TIME FOR ACTION ON THE PIB

The country needs the petroleum industry act for better management of the oil and gas sector of the economy

Even with all the anticipated positive impact of the Petroleum Industry Bill (PIB) on the oil and gas sector of the economy, it has remained mired in inexplicable stalemate, unable to find its way back to the legislature from the executive to which it was returned in 2014. In contrast, Ghana last week passed the Petroleum Production and Exploration Bill into law to replace the Petroleum (Exploration and Production) Act, 1984, an indication of the seriousness the country attaches to it.

First introduced in December, 2008 by the late President Musa Umaru Yar’Adua to the sixth National Assembly, the PIB aims to re-position the oil and gas industry for greater efficiency, openness and competition. Designed to strengthen the capacity of indigenous Nigerian companies so they can compete with international oil companies in the search for, and acquisition of, hydrocarbons, the legislation also proposes to reduce exploitation in the sector and limit, to the barest minimum, government exposure to oil and gas production through joint venture operations.

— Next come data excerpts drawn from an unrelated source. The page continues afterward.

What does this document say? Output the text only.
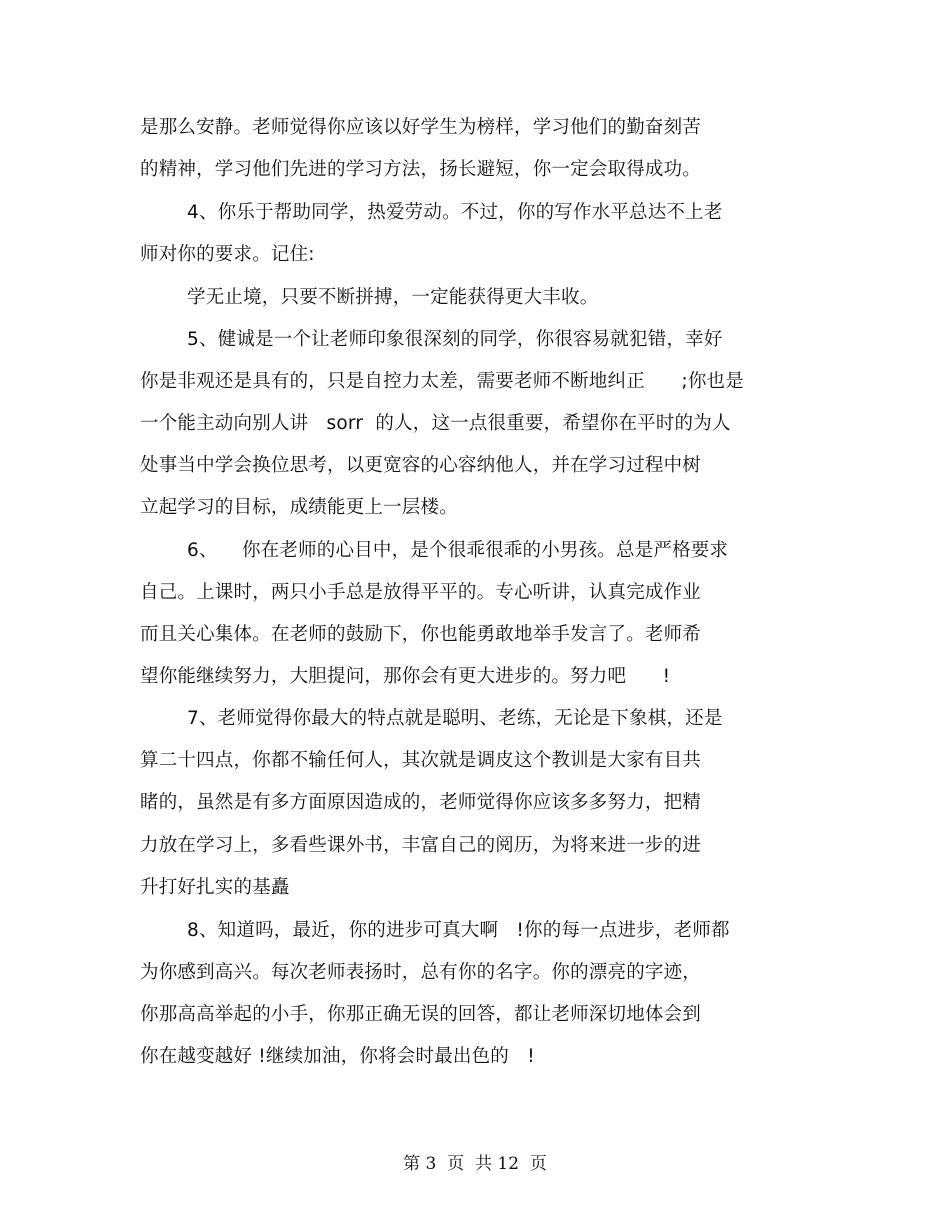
是那么安静。老师觉得你应该以好学生为榜样，学习他们的勤奋刻苦
的精神，学习他们先进的学习方法，扬长避短，你一定会取得成功。
4、你乐于帮助同学，热爱劳动。不过，你的写作水平总达不上老
师对你的要求。记住:
学无止境，只要不断拼搏，一定能获得更大丰收。
5、健诚是一个让老师印象很深刻的同学，你很容易就犯错，幸好
你是非观还是具有的，只是自控力太差，需要老师不断地纠正      ;你也是
一个能主动向别人讲   sorr  的人，这一点很重要，希望你在平时的为人
处事当中学会换位思考，以更宽容的心容纳他人，并在学习过程中树
立起学习的目标，成绩能更上一层楼。
6、    你在老师的心目中，是个很乖很乖的小男孩。总是严格要求
自己。上课时，两只小手总是放得平平的。专心听讲，认真完成作业
而且关心集体。在老师的鼓励下，你也能勇敢地举手发言了。老师希
望你能继续努力，大胆提问，那你会有更大进步的。努力吧      !
7、老师觉得你最大的特点就是聪明、老练，无论是下象棋，还是
算二十四点，你都不输任何人，其次就是调皮这个教训是大家有目共
睹的，虽然是有多方面原因造成的，老师觉得你应该多多努力，把精
力放在学习上，多看些课外书，丰富自己的阅历，为将来进一步的进
升打好扎实的基矗
8、知道吗，最近，你的进步可真大啊   !你的每一点进步，老师都
为你感到高兴。每次老师表扬时，总有你的名字。你的漂亮的字迹，
你那高高举起的小手，你那正确无误的回答，都让老师深切地体会到
你在越变越好 !继续加油，你将会时最出色的   !
第 3  页  共 12  页
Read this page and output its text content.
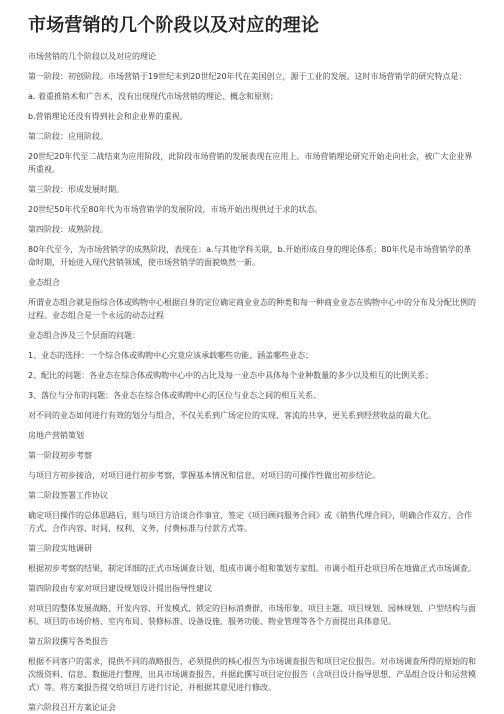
市场营销的几个阶段以及对应的理论

市场营销的几个阶段以及对应的理论

第一阶段：初创阶段。市场营销于19世纪末到20世纪20年代在美国创立，源于工业的发展。这时市场营销学的研究特点是：

a. 着重推销术和广告术，没有出现现代市场营销的理论、概念和原则；

b.营销理论还没有得到社会和企业界的重视。

第二阶段：应用阶段。

20世纪20年代至二战结束为应用阶段，此阶段市场营销的发展表现在应用上。市场营销理论研究开始走向社会，被广大企业界所重视。

第三阶段：形成发展时期。

20世纪50年代至80年代为市场营销学的发展阶段，市场开始出现供过于求的状态。

第四阶段：成熟阶段。

80年代至今，为市场营销学的成熟阶段，表现在：a.与其他学科关联，b.开始形成自身的理论体系；80年代是市场营销学的革命时期，开始进入现代营销领域，使市场营销学的面貌焕然一新。

业态组合

所谓业态组合就是指综合体或购物中心根据自身的定位确定商业业态的种类和每一种商业业态在购物中心中的分布及分配比例的过程。业态组合是一个永远的动态过程

业态组合涉及三个层面的问题：

1、业态的选择：一个综合体或购物中心究竟应该承载哪些功能、涵盖哪些业态；

2、配比的问题：各业态在综合体或购物中心中的占比及每一业态中具体每个业种数量的多少以及相互的比例关系；

3、落位与分布的问题：各业态在综合体或购物中心的区位与业态之间的相互关系。

对不同的业态如何进行有效的划分与组合，不仅关系到广场定位的实现、客流的共享，更关系到经营收益的最大化。

房地产营销策划

第一阶段初步考察

与项目方初步接洽，对项目进行初步考察，掌握基本情况和信息，对项目的可操作性做出初步结论。

第二阶段签署工作协议

确定项目操作的总体思路后，则与项目方洽谈合作事宜，签定《项目顾问服务合同》或《销售代理合同》，明确合作双方、合作方式、合作内容、时间、权利、义务，付费标准与付款方式等。

第三阶段实地调研

根据初步考察的结果，制定详细的正式市场调查计划，组成市调小组和策划专家组。市调小组开赴项目所在地做正式市场调查。

第四阶段由专家对项目建设规划设计提出指导性建议

对项目的整体发展战略、开发内容、开发模式、锁定的目标消费群、市场形象、项目主题、项目规划、园林规划、户型结构与面积、项目的市场价格、室内布局、装修标准、设备设施、服务功能、物业管理等各个方面提出具体意见。

第五阶段撰写各类报告

根据不同客户的需求，提供不同的战略报告，必须提供的核心报告为市场调查报告和项目定位报告。对市场调查所得的原始的和次级资料、信息、数据进行整理，出具市场调查报告，并据此撰写项目定位报告（含项目设计指导思想、产品组合设计和运营模式）等。将方案报告提交给项目方进行讨论，并根据其意见进行修改。

第六阶段召开方案论证会
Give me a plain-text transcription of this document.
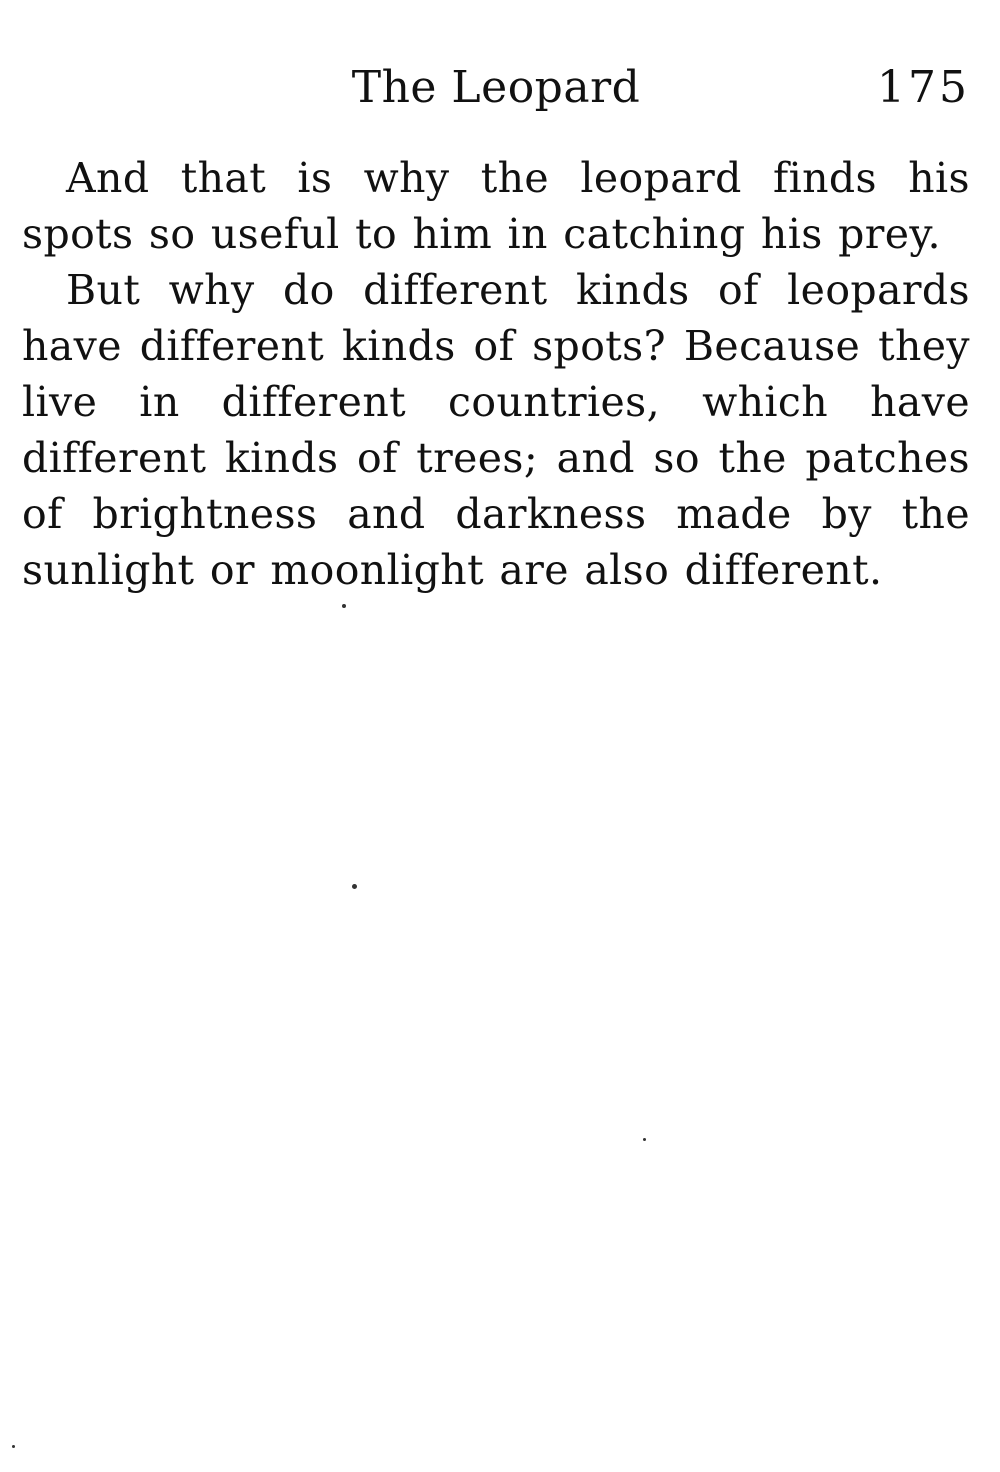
The Leopard	175

And that is why the leopard finds his spots so useful to him in catching his prey.

But why do different kinds of leopards have different kinds of spots? Because they live in different countries, which have different kinds of trees; and so the patches of brightness and darkness made by the sunlight or moonlight are also different.
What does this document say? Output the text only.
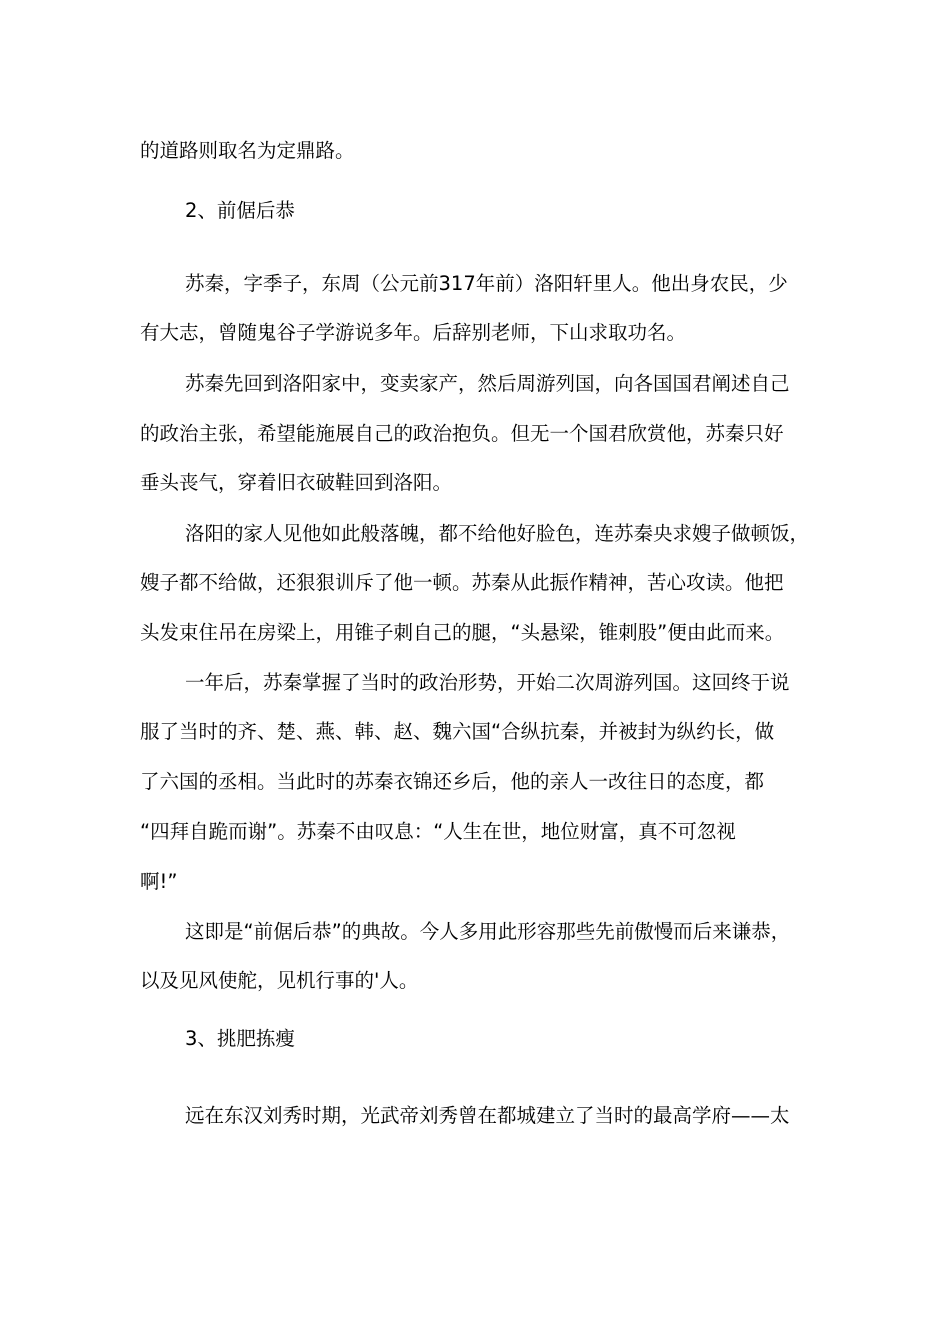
的道路则取名为定鼎路。
2、前倨后恭
苏秦，字季子，东周（公元前317年前）洛阳轩里人。他出身农民，少
有大志，曾随鬼谷子学游说多年。后辞别老师，下山求取功名。
苏秦先回到洛阳家中，变卖家产，然后周游列国，向各国国君阐述自己
的政治主张，希望能施展自己的政治抱负。但无一个国君欣赏他，苏秦只好
垂头丧气，穿着旧衣破鞋回到洛阳。
洛阳的家人见他如此般落魄，都不给他好脸色，连苏秦央求嫂子做顿饭，
嫂子都不给做，还狠狠训斥了他一顿。苏秦从此振作精神，苦心攻读。他把
头发束住吊在房梁上，用锥子刺自己的腿，“头悬梁，锥刺股”便由此而来。
一年后，苏秦掌握了当时的政治形势，开始二次周游列国。这回终于说
服了当时的齐、楚、燕、韩、赵、魏六国“合纵抗秦，并被封为纵约长，做
了六国的丞相。当此时的苏秦衣锦还乡后，他的亲人一改往日的态度，都
“四拜自跪而谢”。苏秦不由叹息：“人生在世，地位财富，真不可忽视
啊!”
这即是“前倨后恭”的典故。今人多用此形容那些先前傲慢而后来谦恭，
以及见风使舵，见机行事的'人。
3、挑肥拣瘦
远在东汉刘秀时期，光武帝刘秀曾在都城建立了当时的最高学府——太
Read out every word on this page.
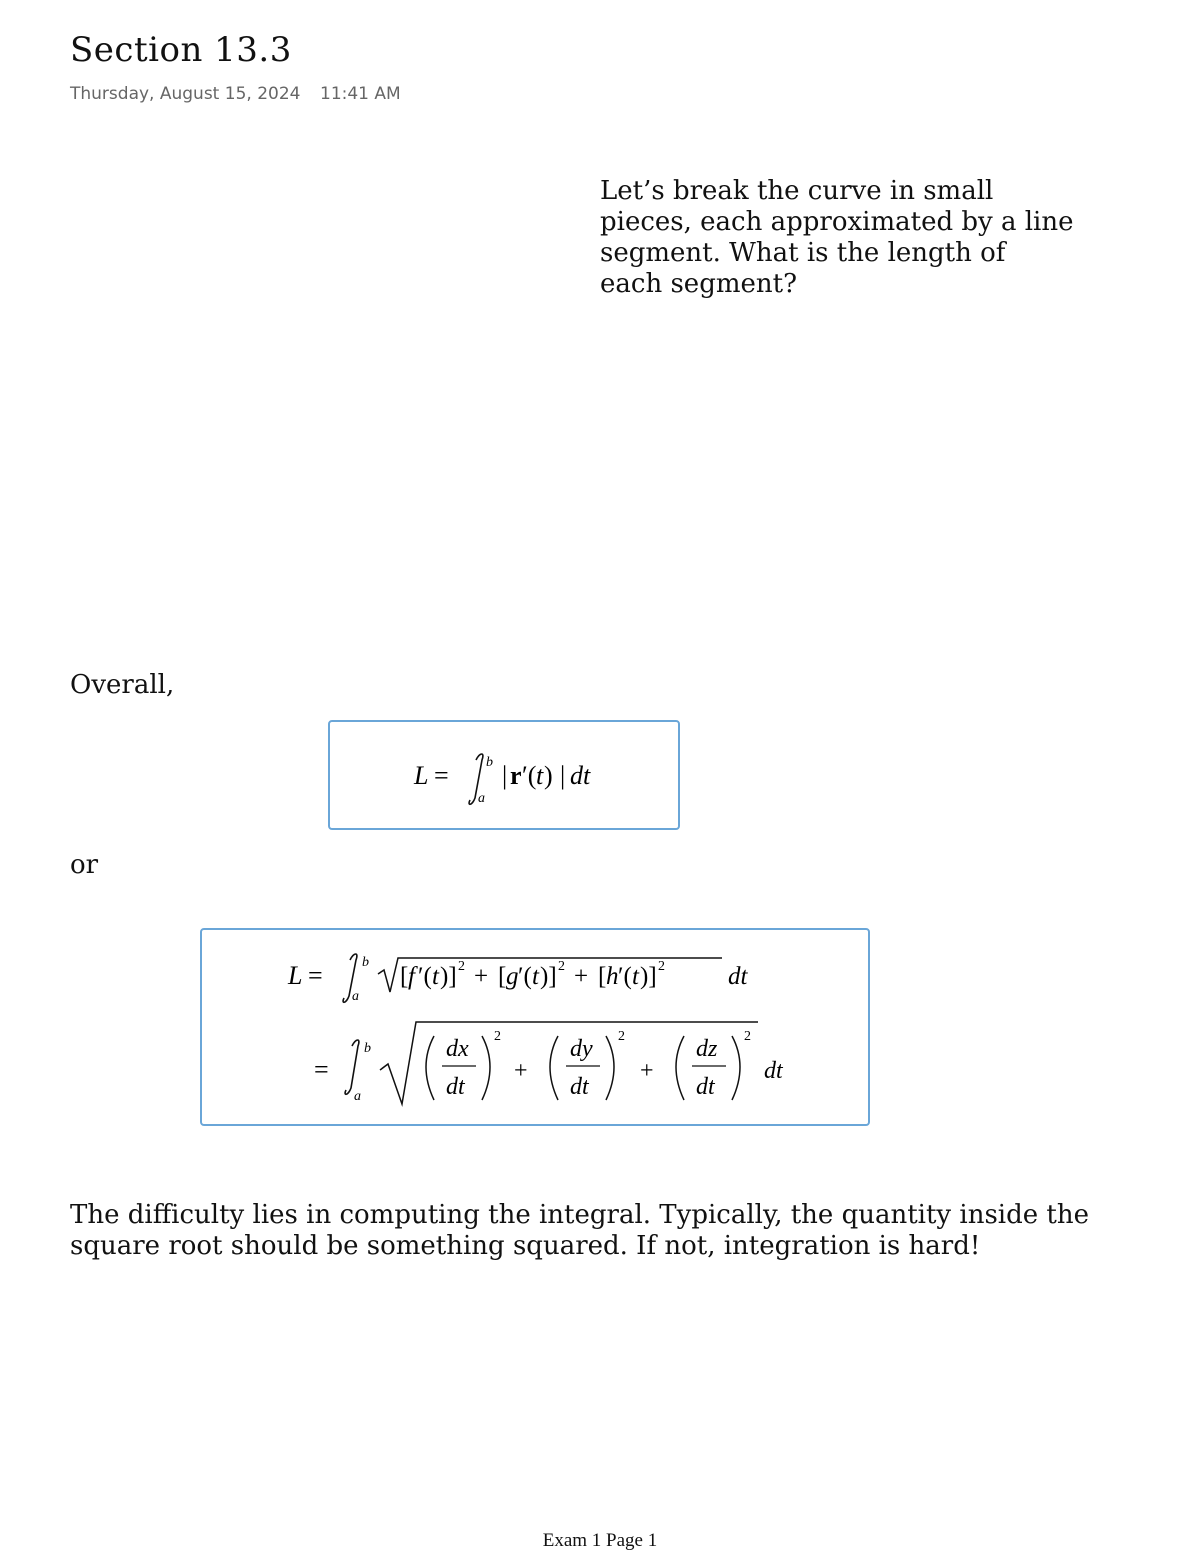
Section 13.3
Thursday, August 15, 2024 11:41 AM
Let’s break the curve in small
pieces, each approximated by a line
segment. What is the length of
each segment?
Overall,
L =	b
a
| r ′( t ) | dt
or
L =	b
a
[ f ′( t )] 2 + [ g ′( t )] 2 + [ h ′( t )] 2	dt
=
b
a
dx
dt
2
+
dy
dt
2
+
dz
dt
2
dt
The difficulty lies in computing the integral. Typically, the quantity inside the
square root should be something squared. If not, integration is hard!
Exam 1 Page 1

However, the bill has never been well received by the IOCs operating in Nigeria most of whose officials fear that some provisions therein may be inimical to their investment interests. There were other contentious issues of environmental concerns and community rights that stakeholders have also bickered over, necessitating a review and its withdrawal in 2011. The dusts of controversy had not settled when President Goodluck Jonathan reintroduced the bill in 2012 and several attempts to revise it in order to arrive at a consensus led to its proliferation. With many versions of the proposed legislation in circulation, the seventh National Assembly stood it down in 2014 and requested the executive to produce a fresh bill for its consideration.

Hopes that the advent of a new government would bring a sense of urgency to the review, presentation and passage of the all important piece of legislation would appear to be evaporating. More than a year after ascending power, the Buhari administration does not seem to have a grip on the way forward, forcing the Speaker of the House of Representatives, Hon. Yakubu Dogara, to lash out at the executive recently, saying that the legislature would no longer wait for the presidency to send it a fresh version of the bill for deliberation and passage.

According to Dogara, the National Assembly would go ahead to consider and pass the existing version of the bill in its possession. “I have at least three different occasions publicly requested the executive to as a matter of urgency send an executive bill on its intended reforms in the petroleum sector. We had hoped to avoid the situation in the past two assemblies (sixth and seventh) where the PIB was sent to the National Assembly very late thereby guaranteeing failure to pass the bill,” he said.

While the executive deterred, the uncertainties created by the stalemate has confused investors and weakened their confidence, leading to massive divestment in the sector. This situation could only worsen with the restiveness in the Niger Delta region, where militants are up in arms against several years of environmental degradation and chronic underdevelopment. Yet investors now have alternative destinations in new emerging sub-Sahara oil states of Ghana, Angola, Sao-Tome and Principe.

For this reason, we could not agree less with Dogara and support his proposition, which appears to be in tandem with the position of the President of the Senate, Dr. Bukola Saraki, who had proposed that the bill be broken down into sectors to make it more manageable for consideration and passage. Vice President Yemi Osinbajo has also been similarly inclined in recent pronouncements. If the executive persists in delaying the bill, the legislature should proceed with what it has.